Originally created 08/30/98

Front of field safest place on resurfaced race track



LOUDON, N.H. -- With New Hampshire International Speedway behaving badly, the place to be is at the front of the field, right where Jeff Gordon will start today (1 p.m., TNN) in the $2.3 million CMT 300.

A rash of accidents that have plagued the Winston Cup cars in practice and qualifying the last two days have placed a premium on the top starting positions. The reason for most of the mishaps is a slick surface in the turns on the 1.058-mile oval.

Because he has no one to pass, Gordon will have the first shot at finding the best racing line while the rest of the field will have to take its chances.

"It's not so bad in the groove," he said. "If you get out of the groove, it's pure ice.
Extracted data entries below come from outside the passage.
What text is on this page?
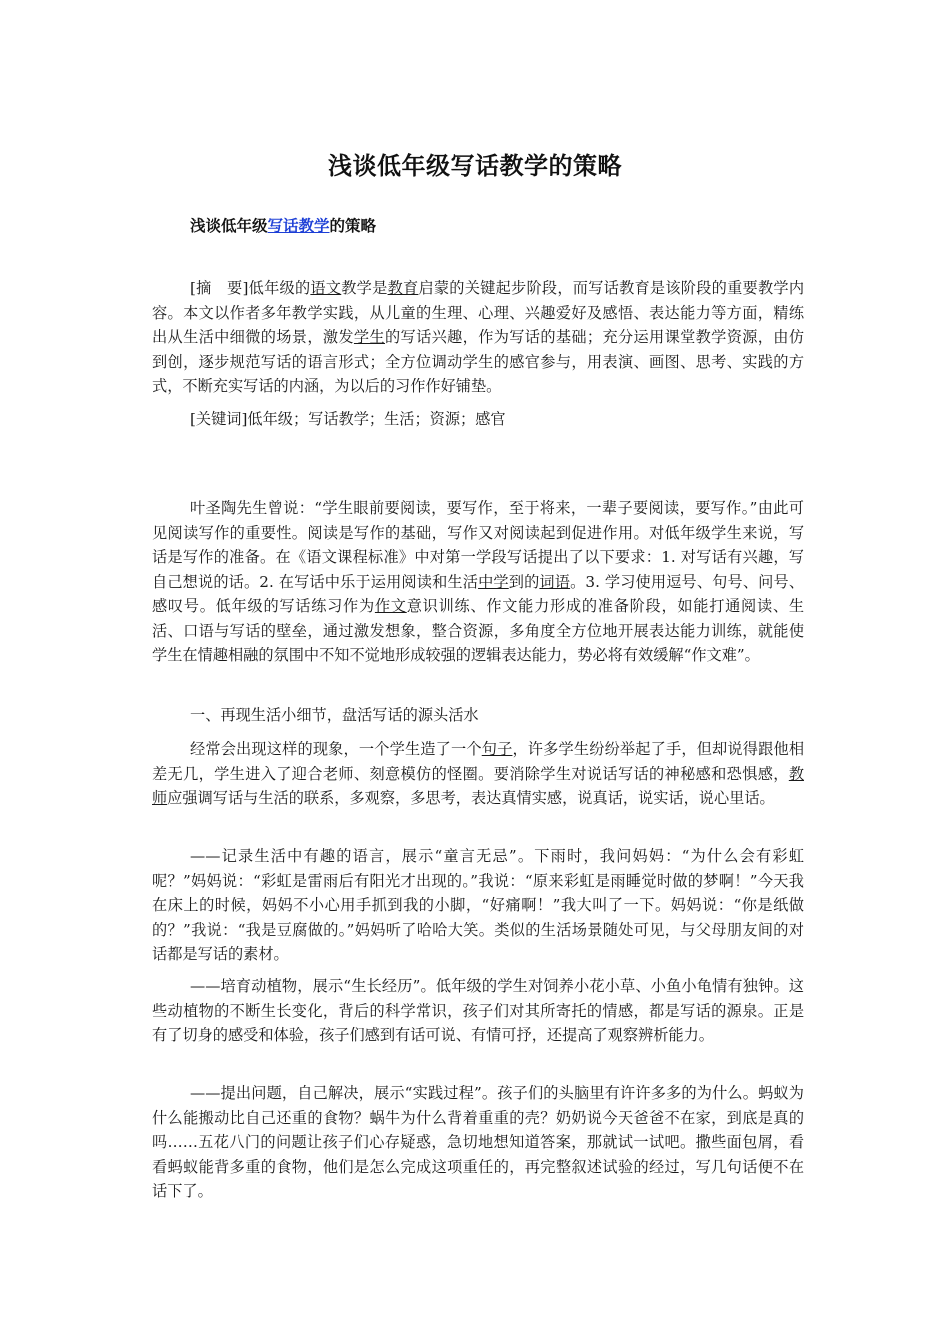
浅谈低年级写话教学的策略
浅谈低年级写话教学的策略

[摘　要]低年级的语文教学是教育启蒙的关键起步阶段，而写话教育是该阶段的重要教学内容。本文以作者多年教学实践，从儿童的生理、心理、兴趣爱好及感悟、表达能力等方面，精练出从生活中细微的场景，激发学生的写话兴趣，作为写话的基础；充分运用课堂教学资源，由仿到创，逐步规范写话的语言形式；全方位调动学生的感官参与，用表演、画图、思考、实践的方式，不断充实写话的内涵，为以后的习作作好铺垫。

[关键词]低年级；写话教学；生活；资源；感官

叶圣陶先生曾说：“学生眼前要阅读，要写作，至于将来，一辈子要阅读，要写作。”由此可见阅读写作的重要性。阅读是写作的基础，写作又对阅读起到促进作用。对低年级学生来说，写话是写作的准备。在《语文课程标准》中对第一学段写话提出了以下要求：1. 对写话有兴趣，写自己想说的话。2. 在写话中乐于运用阅读和生活中学到的词语。3. 学习使用逗号、句号、问号、感叹号。低年级的写话练习作为作文意识训练、作文能力形成的准备阶段，如能打通阅读、生活、口语与写话的壁垒，通过激发想象，整合资源，多角度全方位地开展表达能力训练，就能使学生在情趣相融的氛围中不知不觉地形成较强的逻辑表达能力，势必将有效缓解“作文难”。

一、再现生活小细节，盘活写话的源头活水

经常会出现这样的现象，一个学生造了一个句子，许多学生纷纷举起了手，但却说得跟他相差无几，学生进入了迎合老师、刻意模仿的怪圈。要消除学生对说话写话的神秘感和恐惧感，教师应强调写话与生活的联系，多观察，多思考，表达真情实感，说真话，说实话，说心里话。

——记录生活中有趣的语言，展示“童言无忌”。下雨时，我问妈妈：“为什么会有彩虹呢？”妈妈说：“彩虹是雷雨后有阳光才出现的。”我说：“原来彩虹是雨睡觉时做的梦啊！”今天我在床上的时候，妈妈不小心用手抓到我的小脚，“好痛啊！”我大叫了一下。妈妈说：“你是纸做的？”我说：“我是豆腐做的。”妈妈听了哈哈大笑。类似的生活场景随处可见，与父母朋友间的对话都是写话的素材。

——培育动植物，展示“生长经历”。低年级的学生对饲养小花小草、小鱼小龟情有独钟。这些动植物的不断生长变化，背后的科学常识，孩子们对其所寄托的情感，都是写话的源泉。正是有了切身的感受和体验，孩子们感到有话可说、有情可抒，还提高了观察辨析能力。

——提出问题，自己解决，展示“实践过程”。孩子们的头脑里有许许多多的为什么。蚂蚁为什么能搬动比自己还重的食物？蜗牛为什么背着重重的壳？奶奶说今天爸爸不在家，到底是真的吗……五花八门的问题让孩子们心存疑惑，急切地想知道答案，那就试一试吧。撒些面包屑，看看蚂蚁能背多重的食物，他们是怎么完成这项重任的，再完整叙述试验的经过，写几句话便不在话下了。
A lot of guys can attest to that."

A good one to ask might be Sterling Marlin, who goes from 40th position on the grid after two meetings with the wall in as many days.
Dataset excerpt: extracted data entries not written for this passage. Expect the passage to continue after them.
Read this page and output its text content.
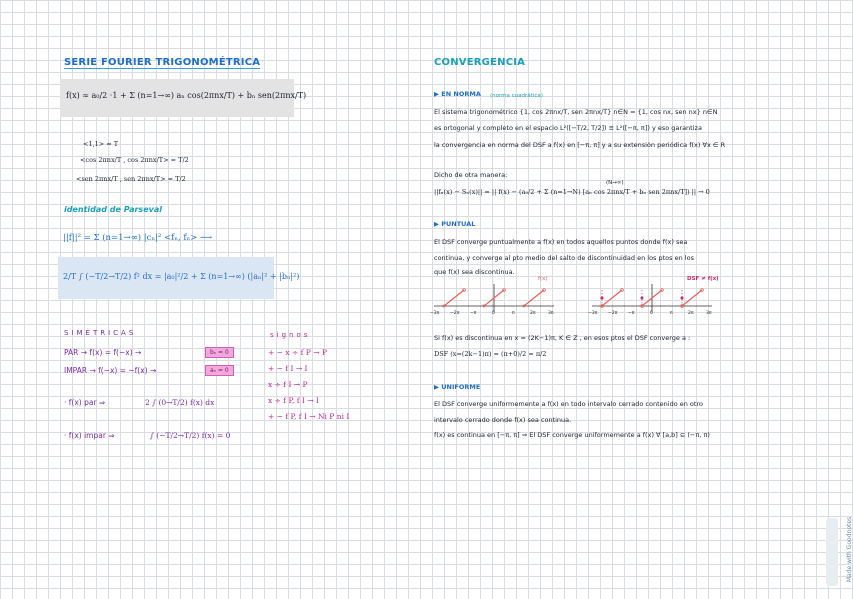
SERIE FOURIER TRIGONOMÉTRICA
f(x) ≈ a₀/2 ·1 + Σ (n=1→∞) aₙ cos(2πnx/T) + bₙ sen(2πnx/T)
<1,1> = T
<cos 2πnx/T , cos 2πnx/T> = T/2
<sen 2πnx/T , sen 2πnx/T> = T/2
identidad de Parseval
||f||² = Σ (n=1→∞) |cₙ|² <fₙ, fₙ> ⟶
2/T ∫ (−T/2→T/2) f² dx = |a₀|²/2 + Σ (n=1→∞) (|aₙ|² + |bₙ|²)
SIMÉTRICAS
PAR → f(x) = f(−x) →	bₙ = 0
IMPAR → f(−x) = −f(x) →	aₙ = 0
· f(x) par ⇒	2 ∫ (0→T/2) f(x) dx
· f(x) impar ⇒	∫ (−T/2→T/2) f(x) = 0
signos
+ − x ÷ f P → P
+ − f I → I
x ÷ f I → P
x ÷ f P, f I → I
+ − f P, f I → Ni P ni I
CONVERGENCIA
▶ EN NORMA (norma cuadrática)
El sistema trigonométrico {1, cos 2πnx/T, sen 2πnx/T} n∈N = {1, cos nx, sen nx} n∈N
es ortogonal y completo en el espacio L²([−T/2, T/2]) ≅ L²([−π, π]) y eso garantiza
la convergencia en norma del DSF a f(x) en [−π, π] y a su extensión periódica f(x) ∀x ∈ R
Dicho de otra manera:
||fₙ(x) − Sₙ(x)|| = || f(x) − (a₀/2 + Σ (n=1→N) [aₙ cos 2πnx/T + bₙ sen 2πnx/T]) || → 0
(N→∞)
▶ PUNTUAL
El DSF converge puntualmente a f(x) en todos aquellos puntos donde f(x) sea
continua, y converge al pto medio del salto de discontinuidad en los ptos en los
que f(x) sea discontinua.
f(x)
−3π −2π −π	0	π	2π	3π
DSF ≠ f(x)
−3π −2π −π	0	π	2π	3π
Si f(x) es discontinua en x = (2K−1)π, K ∈ Z , en esos ptos el DSF converge a :
DSF (x=(2k−1)π) = (π+0)/2 = π/2
▶ UNIFORME
El DSF converge uniformemente a f(x) en todo intervalo cerrado contenido en otro
intervalo cerrado donde f(x) sea continua.
f(x) es continua en [−π, π] ⇒ El DSF converge uniformemente a f(x) ∀ [a,b] ⊆ (−π, π)
Made with Goodnotes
"You can't race hard, because you're going to wreck," Marlin said. "If they don't fix it, they'll wreck 20 cars on the restarts."

The problem Marlin was addressing is one created by a dressing of the 12-degree banks with a reconditioner comprised of liquid asphalt and sand. It was put down in hopes of creating a wider groove on a track used almost constantly from April to October.

The feeling is that the longer the race goes today the better the track will be.

"We really liked the way the track conditions were when we left here," Gordon said, alluding to July 12, when the Jiffy Lube 300 was completed. "A lot of that sealer had worn off, the groove moved way out.

"It was a great race track when we left here, but they want to make sure this race track doesn't tear up, and you don't see the pavement come up. That's why they've got to do what they've got to do."

What Jeff Burton has to do is safely reach the front. That's where he ran most of the time when he dominated the race last month. He did that from the fifth position on the grid, but as one of the crash victims finds himself starting 25th.

He is undeterred, however.

"These things have a way of working themselves out," he said. "It will probably be OK."

If it is, he and Gordon could stage a stirring duel. Both are trying to become the first three-time winner in the six-year history of Winston Cup racing in New England.

Two of Burton's four career victories -- by 7.439 seconds last month and by 5.372 a year earlier -- have been at NHIS. Although neither came after he was forced into a backup car, he isn't worried about the equipment.

"It's a great car," he said. "It's the one we won Martinsville with."

That victory, last year in the Hanes 500, also came on a pure oval -- albeit only half the length of NHIS -- with 12 degrees of banking.

Gordon wants to build on his 67-point lead over Burton's teammate, Mark Martin, as he seeks his third series title in the last four years. He also wants to prove he's better than he looked in running third to both last month at NHIS, and wants to re-establish the edge he lost when his four-race winning streak ended last Saturday night.

"We pretty much got our tails kicked the last time we were here and last weekend in Bristol," Gordon said. "We came in here ready to go.

"Still, the trick is to be really patient. Keeping yourself from being too aggressive can be an advantage."

While Gordon seeks to rediscover momentum, Martin hopes his victory at Bristol can be the start of a role reversal with The Kid. And Martin, second in each of Gordon's victories thinks he can make a big run from his fifth spot on the grid.

"I have a great race car, the best car we've had up here in a while," Martin said. "We're anxious to get into this thing."